Amortization is recognized in the consolidated
statement of income using the straight-line method over the estimated useful life of the software, beginning on the date that it becomes
available for use. The estimated useful life of software is from two to five years from the date of its availability for use. Useful life
and residual values are reviewed at each reporting date and adjusted, if necessary.

  iii.      Other intangible assets  

Other intangible assets refer basically
to the customer portfolio and acquisition of banking service rights. They are recorded at cost less amortization and impairment losses,
if any, and are amortized for the period in which the asset is expected to contribute, directly or indirectly, to the future cash flows.
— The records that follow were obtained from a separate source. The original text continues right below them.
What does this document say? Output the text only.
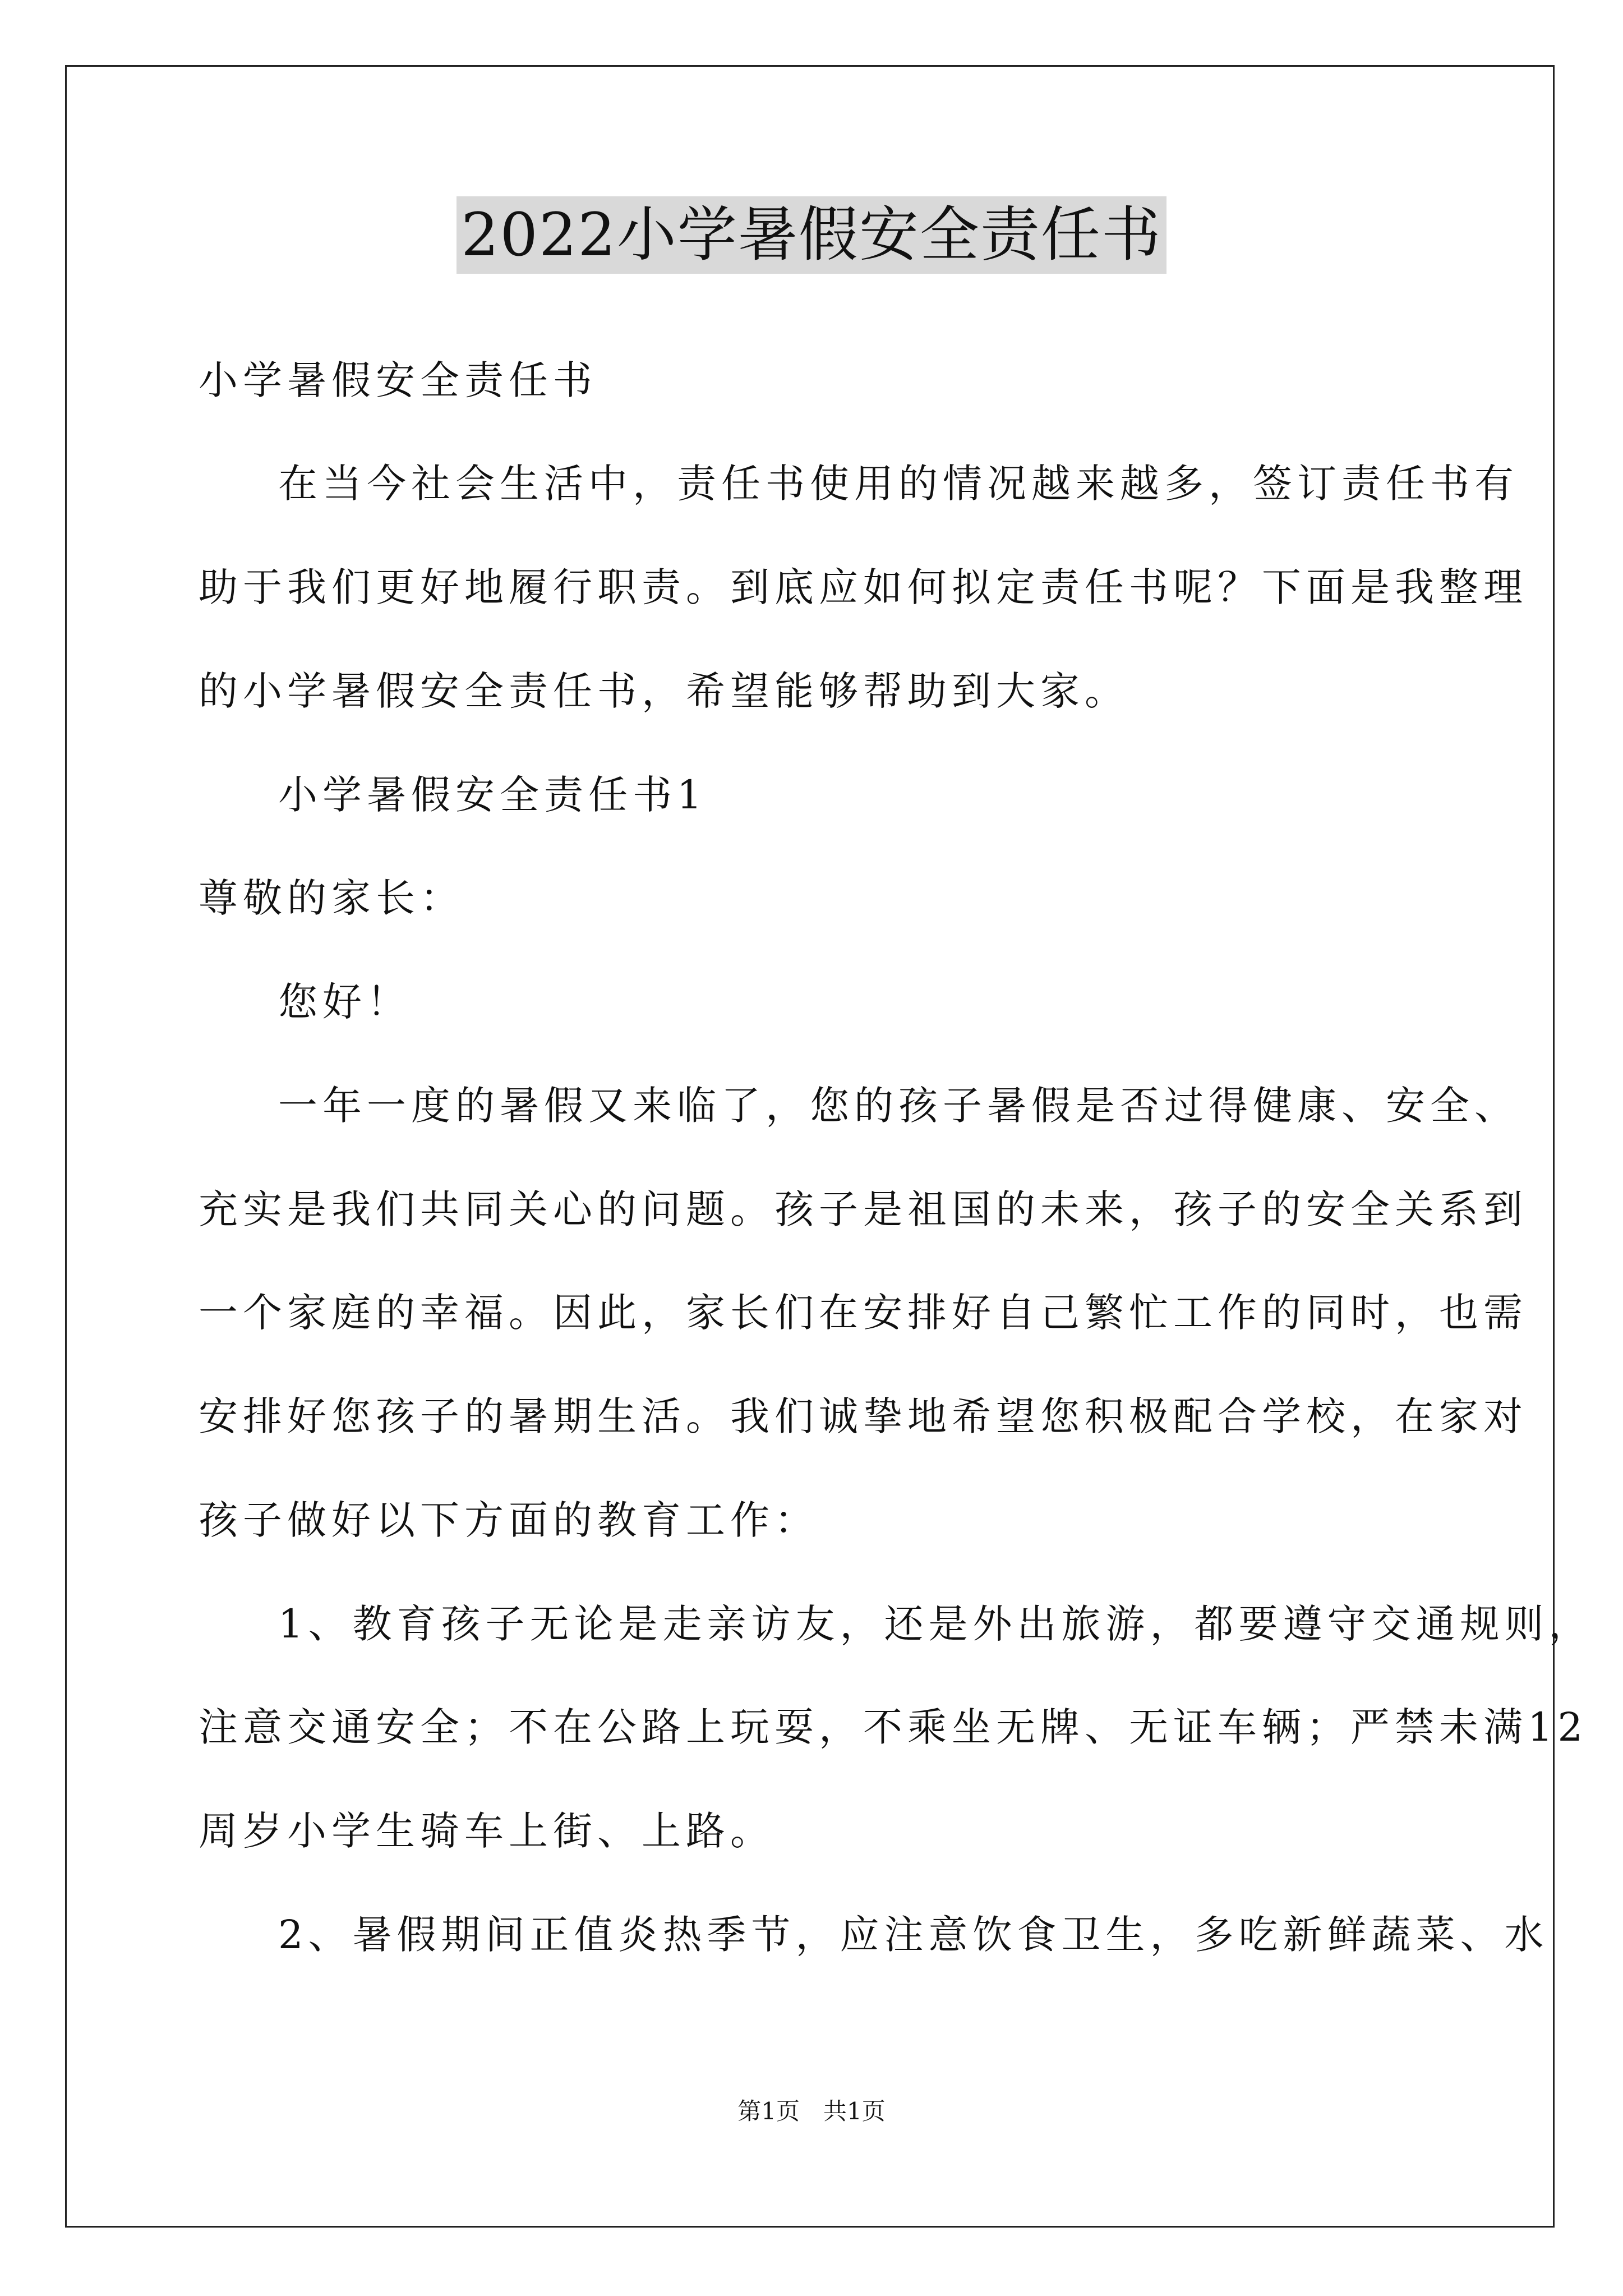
2022小学暑假安全责任书
小学暑假安全责任书
在当今社会生活中，责任书使用的情况越来越多，签订责任书有
助于我们更好地履行职责。到底应如何拟定责任书呢？下面是我整理
的小学暑假安全责任书，希望能够帮助到大家。
小学暑假安全责任书1
尊敬的家长：
您好！
一年一度的暑假又来临了，您的孩子暑假是否过得健康、安全、
充实是我们共同关心的问题。孩子是祖国的未来，孩子的安全关系到
一个家庭的幸福。因此，家长们在安排好自己繁忙工作的同时，也需
安排好您孩子的暑期生活。我们诚挚地希望您积极配合学校，在家对
孩子做好以下方面的教育工作：
1、教育孩子无论是走亲访友，还是外出旅游，都要遵守交通规则，
注意交通安全；不在公路上玩耍，不乘坐无牌、无证车辆；严禁未满12
周岁小学生骑车上街、上路。
2、暑假期间正值炎热季节，应注意饮食卫生，多吃新鲜蔬菜、水
第1页　共1页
These intangible assets are reviewed annually,
or whenever events or changes in circumstances occur which could indicate that the carrying amount of the assets cannot be recovered.
If necessary, the write-off or impairment (see Note 2(i) below) is immediately recognized in the consolidated statement of income.

  Company lease (lessee)  

As a lessee, the Group assesses at contract
inception whether a contract is, or contains, a lease. That is, if the contract conveys the right to control the use of an identified
asset for a period in exchange for consideration.

The Group applies a single recognition
and measurement approach for all leases, except for short-term leases and leases of low-value assets. The Company recognizes lease liabilities
to make lease payments and right-of-use assets representing the right to use the underlying assets.

At the beginning of a lease, the Group
recognizes a “lease liability” and a right of use asset. The expenses with interest on the lease liability and expenses of
depreciation of the right of use asset are recognized separately.